If you run the regression separately for the two years, you force all coefficients to be the same across the two years.

If you pool the data, and include a year dummy, you allow only the constant to be different across the two years.

Thank you for your reply! As for the first line, I do not understand how the coefficients are forced the same. The data is entirely different so I suppose they produce different coefficients. As for the second line, which I plan to work with, it seems that making a different constant is not helping in my robustness check. Are you suggesting alternative methods to do so?

By the way, I actually constructed a few probit models and the significance drops as I add more controls. Is this a robustness check?

Sorry, I misspoke. I meant

1) "If you run the regression separately for the two years, you ALLOW all coefficients to be DIFFERENT across the two years."

2) If you pool the two years, and you do not include any dummies, then you force the coefficients to be the same across the two years.

3) And if you allow only a year dummy, you allow only the constant to be different.

If you pool your data, and you include a year dummy, and an interaction of this year dummy with all your other regressors, then this is the same as in 1), but you can test statistically whether the differences between the two years are significant. You can do a Chow test for stability of the parameters across the two years.

Thank you for the clarification. From your response, I feel like I am oversimplifying the robustness test. My initial plan is to see if a similar/pooled data set that inreases the sample size gives the same signs with the results I have now (wth 2014 dataset). If they are the same/consistent, my results are robust. If not, they are not robust and I explain why. It should be something similar to number 3 but I am not exactly sure about the interpretation. Now it seems that doing number 1 essentially is what I need because I am just looking at the magnitude and signs for the coeffficients of maternal education.

Or should I just do the robustness check by looking at my current probit models and talk about how the signs are the same even I add controls? I came up with an idea of using a similar model -lpm but I was aware that it wasn't the ideal thing to do. I am quite confused.

Hello Yuki! Did you find your answer? I have the same doubts, if you could kindly share them here would be great! Thanks in advance

For concreteness, and staying close to the details set out in the early part of this thread, I will assume that there are three data sets: cross sections for years 2008, 2010, and 2014, with variables for maternal education (key explanatory variable) and child mortality (outcome variable). I will also assume that there are other variables that are potential or actual confounders of the maternal education:child mortality relationship and that these are included in the analysis. Originally only the 2014 data were available and an initial analysis was based on them. The question now is whether the findings can be reproduced in the 2008 and 2010 data sets.
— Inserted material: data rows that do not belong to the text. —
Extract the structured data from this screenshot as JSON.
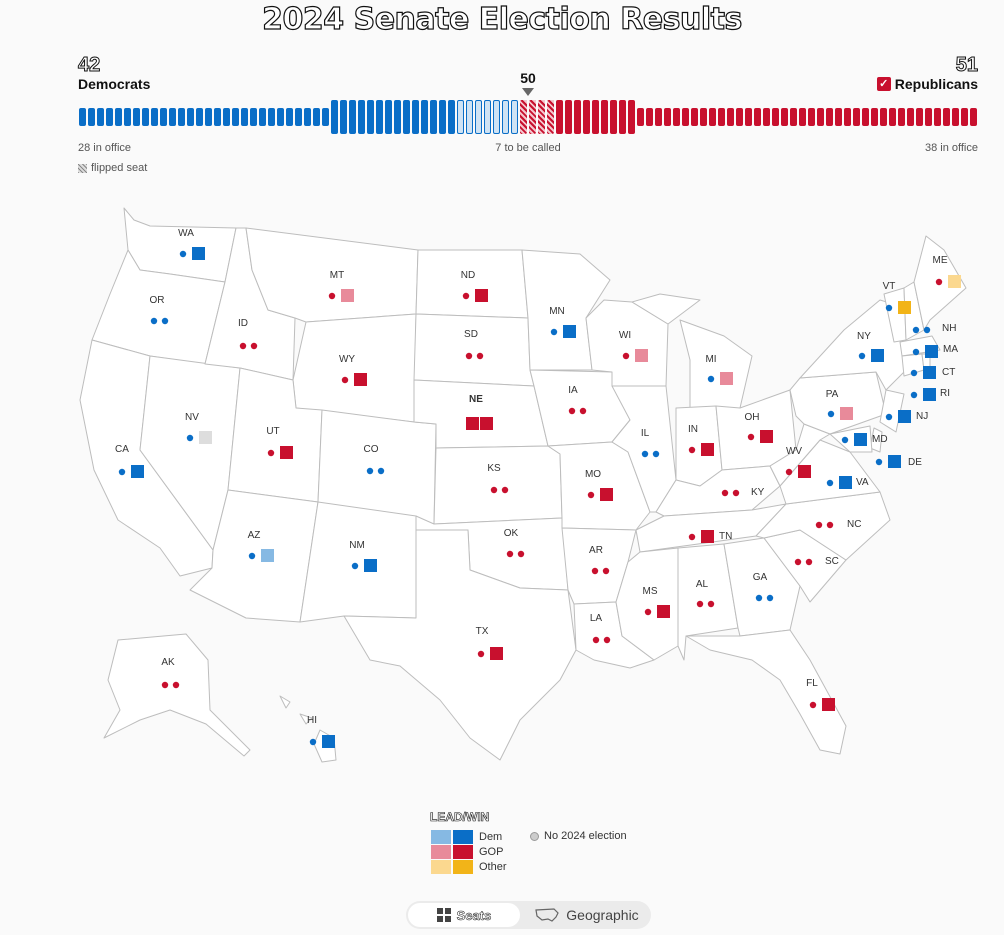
{
  "title": "2024 Senate Election Results",
  "summary": {
    "dem_count": "42",
    "dem_label": "Democrats",
    "rep_count": "51",
    "rep_label": "Republicans",
    "rep_check": "✓",
    "majority": "50",
    "dem_office_note": "28 in office",
    "to_call_note": "7 to be called",
    "rep_office_note": "38 in office",
    "flipped_note": "flipped seat"
  },
  "seat_bar": {
    "dem_in_office": 28,
    "dem_won": 14,
    "dem_lead": 7,
    "rep_flipped": 4,
    "rep_won": 9,
    "rep_in_office": 38
  },
  "colors": {
    "dem_win": "#0a6ec7",
    "dem_lead": "#86b9e3",
    "rep_win": "#c8102e",
    "rep_lead": "#e88a9a",
    "other_win": "#f2b418",
    "other_lead": "#fbd88f",
    "no_election": "#dddddd"
  },
  "states": [
    {
      "abbr": "WA",
      "seats": [
        "dem_win"
      ],
      "dots": [
        "dem"
      ]
    },
    {
      "abbr": "OR",
      "seats": [],
      "dots": [
        "dem",
        "dem"
      ]
    },
    {
      "abbr": "CA",
      "seats": [
        "dem_win"
      ],
      "dots": [
        "dem"
      ]
    },
    {
      "abbr": "NV",
      "seats": [
        "no_election"
      ],
      "dots": [
        "dem"
      ]
    },
    {
      "abbr": "ID",
      "seats": [],
      "dots": [
        "rep",
        "rep"
      ]
    },
    {
      "abbr": "MT",
      "seats": [
        "rep_lead"
      ],
      "dots": [
        "rep"
      ]
    },
    {
      "abbr": "WY",
      "seats": [
        "rep_win"
      ],
      "dots": [
        "rep"
      ]
    },
    {
      "abbr": "UT",
      "seats": [
        "rep_win"
      ],
      "dots": [
        "rep"
      ]
    },
    {
      "abbr": "AZ",
      "seats": [
        "dem_lead"
      ],
      "dots": [
        "dem"
      ]
    },
    {
      "abbr": "CO",
      "seats": [],
      "dots": [
        "dem",
        "dem"
      ]
    },
    {
      "abbr": "NM",
      "seats": [
        "dem_win"
      ],
      "dots": [
        "dem"
      ]
    },
    {
      "abbr": "ND",
      "seats": [
        "rep_win"
      ],
      "dots": [
        "rep"
      ]
    },
    {
      "abbr": "SD",
      "seats": [],
      "dots": [
        "rep",
        "rep"
      ]
    },
    {
      "abbr": "NE",
      "seats": [
        "rep_win",
        "rep_win"
      ],
      "dots": []
    },
    {
      "abbr": "KS",
      "seats": [],
      "dots": [
        "rep",
        "rep"
      ]
    },
    {
      "abbr": "OK",
      "seats": [],
      "dots": [
        "rep",
        "rep"
      ]
    },
    {
      "abbr": "TX",
      "seats": [
        "rep_win"
      ],
      "dots": [
        "rep"
      ]
    },
    {
      "abbr": "MN",
      "seats": [
        "dem_win"
      ],
      "dots": [
        "dem"
      ]
    },
    {
      "abbr": "IA",
      "seats": [],
      "dots": [
        "rep",
        "rep"
      ]
    },
    {
      "abbr": "MO",
      "seats": [
        "rep_win"
      ],
      "dots": [
        "rep"
      ]
    },
    {
      "abbr": "AR",
      "seats": [],
      "dots": [
        "rep",
        "rep"
      ]
    },
    {
      "abbr": "LA",
      "seats": [],
      "dots": [
        "rep",
        "rep"
      ]
    },
    {
      "abbr": "WI",
      "seats": [
        "rep_lead"
      ],
      "dots": [
        "rep"
      ]
    },
    {
      "abbr": "IL",
      "seats": [],
      "dots": [
        "dem",
        "dem"
      ]
    },
    {
      "abbr": "MI",
      "seats": [
        "rep_lead"
      ],
      "dots": [
        "dem"
      ]
    },
    {
      "abbr": "IN",
      "seats": [
        "rep_win"
      ],
      "dots": [
        "rep"
      ]
    },
    {
      "abbr": "OH",
      "seats": [
        "rep_win"
      ],
      "dots": [
        "rep"
      ]
    },
    {
      "abbr": "KY",
      "seats": [],
      "dots": [
        "rep",
        "rep"
      ]
    },
    {
      "abbr": "TN",
      "seats": [
        "rep_win"
      ],
      "dots": [
        "rep"
      ]
    },
    {
      "abbr": "MS",
      "seats": [
        "rep_win"
      ],
      "dots": [
        "rep"
      ]
    },
    {
      "abbr": "AL",
      "seats": [],
      "dots": [
        "rep",
        "rep"
      ]
    },
    {
      "abbr": "GA",
      "seats": [],
      "dots": [
        "dem",
        "dem"
      ]
    },
    {
      "abbr": "FL",
      "seats": [
        "rep_win"
      ],
      "dots": [
        "rep"
      ]
    },
    {
      "abbr": "SC",
      "seats": [],
      "dots": [
        "rep",
        "rep"
      ]
    },
    {
      "abbr": "NC",
      "seats": [],
      "dots": [
        "rep",
        "rep"
      ]
    },
    {
      "abbr": "VA",
      "seats": [
        "dem_win"
      ],
      "dots": [
        "dem"
      ]
    },
    {
      "abbr": "WV",
      "seats": [
        "rep_win"
      ],
      "dots": [
        "rep"
      ]
    },
    {
      "abbr": "PA",
      "seats": [
        "rep_lead"
      ],
      "dots": [
        "dem"
      ]
    },
    {
      "abbr": "NY",
      "seats": [
        "dem_win"
      ],
      "dots": [
        "dem"
      ]
    },
    {
      "abbr": "VT",
      "seats": [
        "other_win"
      ],
      "dots": [
        "dem"
      ]
    },
    {
      "abbr": "ME",
      "seats": [
        "other_lead"
      ],
      "dots": [
        "rep"
      ]
    },
    {
      "abbr": "NH",
      "seats": [],
      "dots": [
        "dem",
        "dem"
      ]
    },
    {
      "abbr": "MA",
      "seats": [
        "dem_win"
      ],
      "dots": [
        "dem"
      ]
    },
    {
      "abbr": "CT",
      "seats": [
        "dem_win"
      ],
      "dots": [
        "dem"
      ]
    },
    {
      "abbr": "RI",
      "seats": [
        "dem_win"
      ],
      "dots": [
        "dem"
      ]
    },
    {
      "abbr": "NJ",
      "seats": [
        "dem_win"
      ],
      "dots": [
        "dem"
      ]
    },
    {
      "abbr": "DE",
      "seats": [
        "dem_win"
      ],
      "dots": [
        "dem"
      ]
    },
    {
      "abbr": "MD",
      "seats": [
        "dem_win"
      ],
      "dots": [
        "dem"
      ]
    },
    {
      "abbr": "AK",
      "seats": [],
      "dots": [
        "rep",
        "rep"
      ]
    },
    {
      "abbr": "HI",
      "seats": [
        "dem_win"
      ],
      "dots": [
        "dem"
      ]
    }
  ],
  "legend": {
    "title": "LEAD/WIN",
    "dem": "Dem",
    "gop": "GOP",
    "other": "Other",
    "no_election": "No 2024 election"
  },
  "toggle": {
    "seats": "Seats",
    "geographic": "Geographic",
    "active": "seats"
  }
}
My approach would be to pool the three data sets (which, by the way, would be an -append-, not a -merge-) and then use an interaction with i.year. So
Basically, except for the ##i2014.year factor, this should be the same as the original analysis carried out in the 2014 data. (If maternal_education is a discrete variable, change the c. to i.--everything else works the same either way.) The focus of interest then becomes the coefficients of the maternal_education#2008.year and maternal_education#2010.year terms in the output. These represent the difference between the estimated effects of maternal education on child mortality in 2008 and 2010, respectively, compared to that effect in 2014. A successful robustness test will have these coefficients small.
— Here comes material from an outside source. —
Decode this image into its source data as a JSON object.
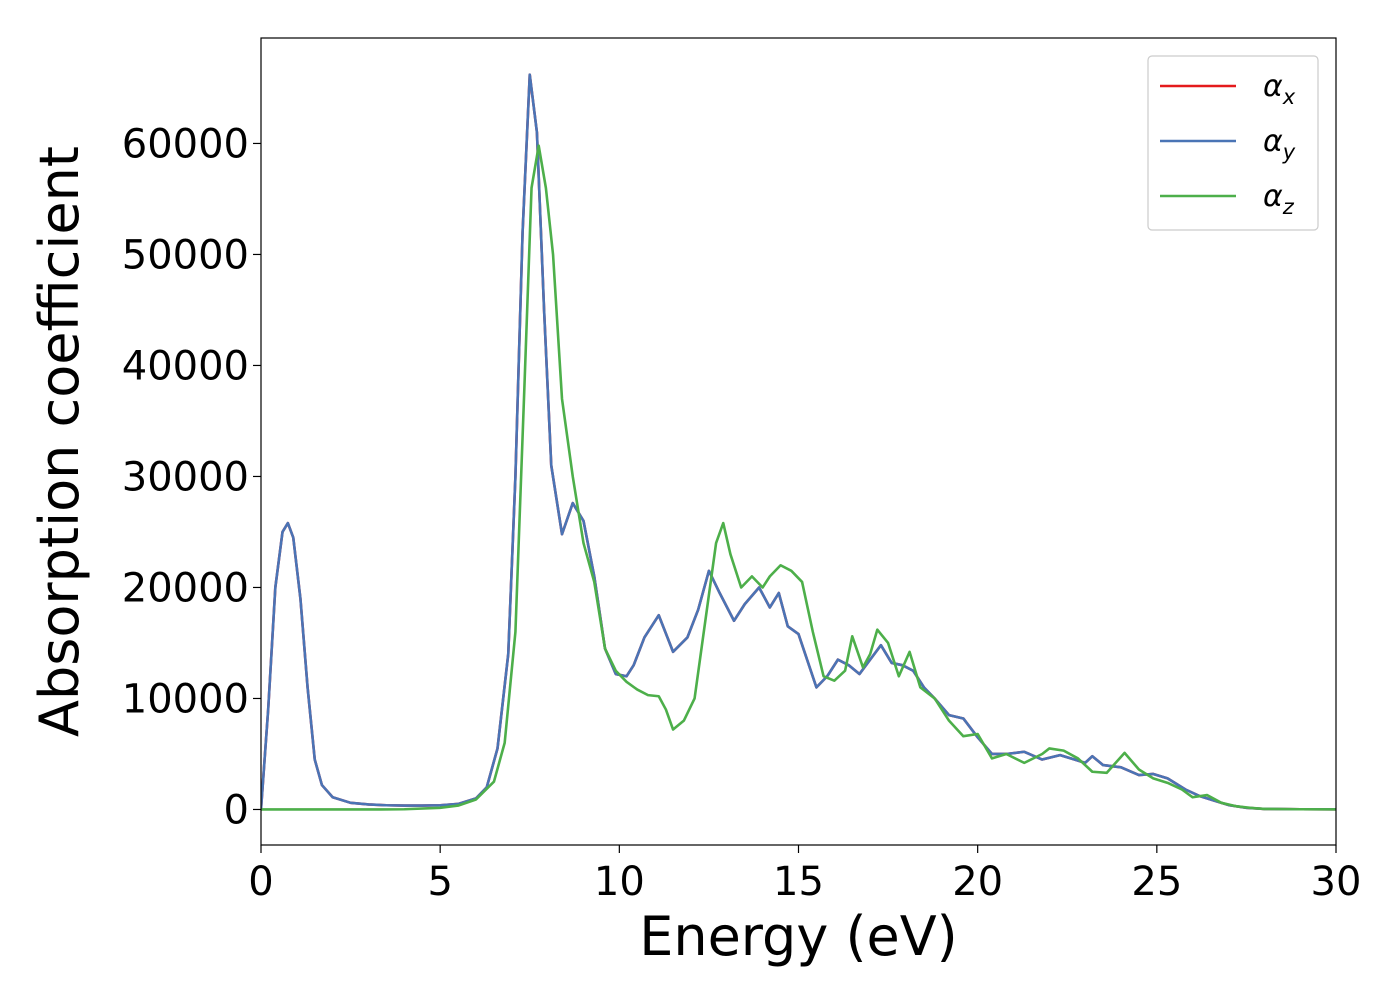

Now, there is another issue, namely whether the covariates should also be interacted with i2014.year. If you do not include covariate#i2014.year interactions, then you are implicitly constraining the covariate effects on child mortality to be identical in the three years. If you do, then you allow them to vary freely across the years. This decision should, if possible, be based on substantive knowledge. If the effects of the covariates on child mortality are known or generally understood based on theory and previous research, to be time invariant, then it is best to omit their interactions and allow them to be constrained to be equal. But if these effects are reasonably believed to vary over time, then the model's validity would be improved by allowing free variation. It may be that some of the covariates are known to have time invariant effects and others not--the model should reflect this. That is, there is no requirement to treat all of the covariates in the same way.
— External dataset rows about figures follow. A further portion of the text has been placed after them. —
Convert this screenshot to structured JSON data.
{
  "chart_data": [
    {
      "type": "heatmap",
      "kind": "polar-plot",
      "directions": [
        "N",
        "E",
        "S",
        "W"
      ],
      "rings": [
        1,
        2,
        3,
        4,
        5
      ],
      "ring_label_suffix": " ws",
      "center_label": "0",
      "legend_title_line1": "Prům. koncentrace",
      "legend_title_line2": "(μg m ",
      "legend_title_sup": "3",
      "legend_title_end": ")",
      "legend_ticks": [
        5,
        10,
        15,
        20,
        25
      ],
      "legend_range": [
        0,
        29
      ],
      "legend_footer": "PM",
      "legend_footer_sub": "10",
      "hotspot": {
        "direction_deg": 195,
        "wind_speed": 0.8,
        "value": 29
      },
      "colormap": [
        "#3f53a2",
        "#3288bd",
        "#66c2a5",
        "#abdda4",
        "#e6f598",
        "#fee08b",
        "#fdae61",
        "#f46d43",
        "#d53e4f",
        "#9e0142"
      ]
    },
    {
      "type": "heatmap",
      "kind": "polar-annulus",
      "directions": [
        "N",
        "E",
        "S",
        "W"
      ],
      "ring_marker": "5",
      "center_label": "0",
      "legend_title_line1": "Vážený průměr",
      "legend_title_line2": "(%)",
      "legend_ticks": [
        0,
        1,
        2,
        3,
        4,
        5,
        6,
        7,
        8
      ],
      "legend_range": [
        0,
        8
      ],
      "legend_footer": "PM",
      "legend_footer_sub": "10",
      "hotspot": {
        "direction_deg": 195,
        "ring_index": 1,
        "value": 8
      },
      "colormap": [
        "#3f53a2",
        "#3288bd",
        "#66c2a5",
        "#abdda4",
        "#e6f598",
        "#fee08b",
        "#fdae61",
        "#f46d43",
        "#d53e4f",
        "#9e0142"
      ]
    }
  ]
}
The reason, by the way, for preferring not to have i2014.year#covariate interactions if they are not necessary is to reduce the number of model degrees of freedom. This avoids two potential problems that arise when model degrees of freedom become too large: overfitting of the noise in the data, and, specifically with interaction terms, the correlation of the interaction terms with the main terms reduces the precision of the estimates and results in unnecessarily wide standard errors. In the worst case, these correlations can result in the estimates of the effects of interest becoming inconclusive. So, if in doubt, do not add year#covariate interactions--but be sure to include them wherever prior knowledge says that time-variation of covariate effects is appreciable.